Maryland missed a federal bench mark for distributing millions of dollars in emergency assistance to help tenants pay their rent, the Treasury Department told a U.S. senator, drawing a warning from the agency.
The department said in an Oct. 26 email to Sen. Chris Van Hollen that Maryland is among the states that could lose some of the funding because it failed to spend 30% of the money by Sept. 30.
“As you know, Maryland is one of the states that may be subject to reallocation because it is below the 30% expenditure ratio,” said the email, which was obtained by The Baltimore Sun.
Van Hollen and fellow Democratic Maryland senator Ben Cardin sent a letter on Friday to Kenneth Holt, secretary of the state Department of Housing & Community Development, urging the agency to speed up the disbursement of the money, which is intended to help renters avoid eviction during the pandemic.
The state needs to act quickly “to avoid having these funds revoked by the Treasury Department beginning on November 15th, leaving tens of thousands of vulnerable Marylanders needlessly at risk of losing their homes,” the letter said.
Many other states or territories have also not moved as quickly as Treasury had hoped. According to Treasury data, about three-fifths of the states joined Maryland in not meeting the initial timeline.
The Treasury Department has told states that they needed to have spent 30% — Maryland’s figure was between 25% and 30% — or have allocated at least 65% of the funds by the end of September. It said it would begin reallocating states’ unspent money in mid-November unless remedial action was taken.
Mike Ricci, a spokesman for Republican Gov.
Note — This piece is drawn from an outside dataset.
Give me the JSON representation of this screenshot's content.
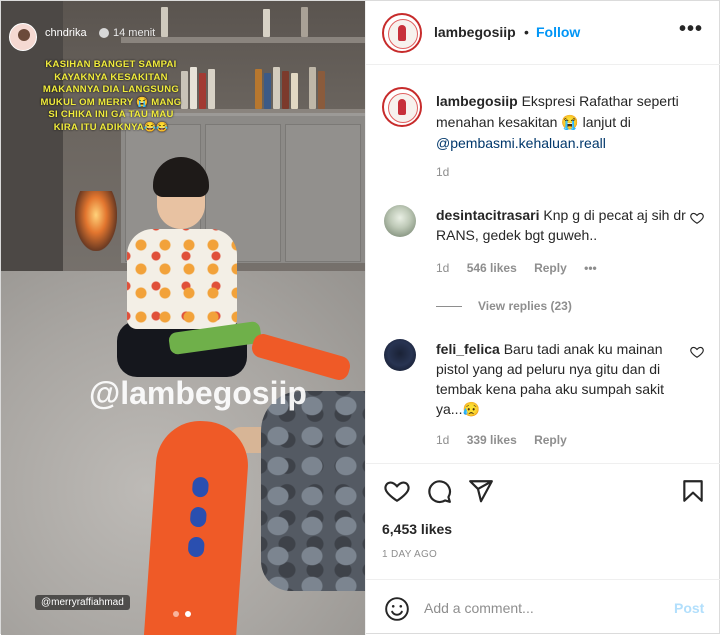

Larry Hogan, told The Sun: “The state is not at any risk of reallocation of funds, and it is false to claim otherwise.” He accused Van Hollen of not doing his “homework.”
The Treasury Department recently told states there are a few ways for states to avoid or mitigate losing funds, including submitting “program improvement” plans detailing their approaches. A Treasury spokesperson declined to respond Friday to questions from The Sun specifically about Maryland’s situation.
Ricci cited forecasts from the Department of Housing & Community Development to demonstrate the state’s progress.
“Based on the department’s projections, the October report will reflect that the state has more than exceeded Treasury’s targets,” Ricci said. “We have said all along that we are well on track to exceed those targets.”
Maryland launched its Emergency Rental Assistance Program in May 2020 with the help of $401 million in federal money approved for pandemic relief. About $143 million of that pot was divided among the state’s eight largest jurisdictions, including Baltimore City, while the remaining money was allocated to the Department of Housing & Community Development for statewide distribution.
The money was intended to help state residents at risk of losing their homes. State eviction protections expired on Aug. 15 and a federal eviction moratorium expired at the end of that same month.
In their letter, Van Hollen and Cardin noted that several surrounding jurisdictions, including Virginia, Pennsylvania and Washington, D.C., have spent larger portions of their funding than Maryland, “as have all local government grantees.”
The senators cited Anne Arundel County (74%), Baltimore City (85%), Frederick County (71%), and Prince George’s County (88%).
In August, Ricci chided local government officials, particularly Baltimore City, for their slow pace in distributing money.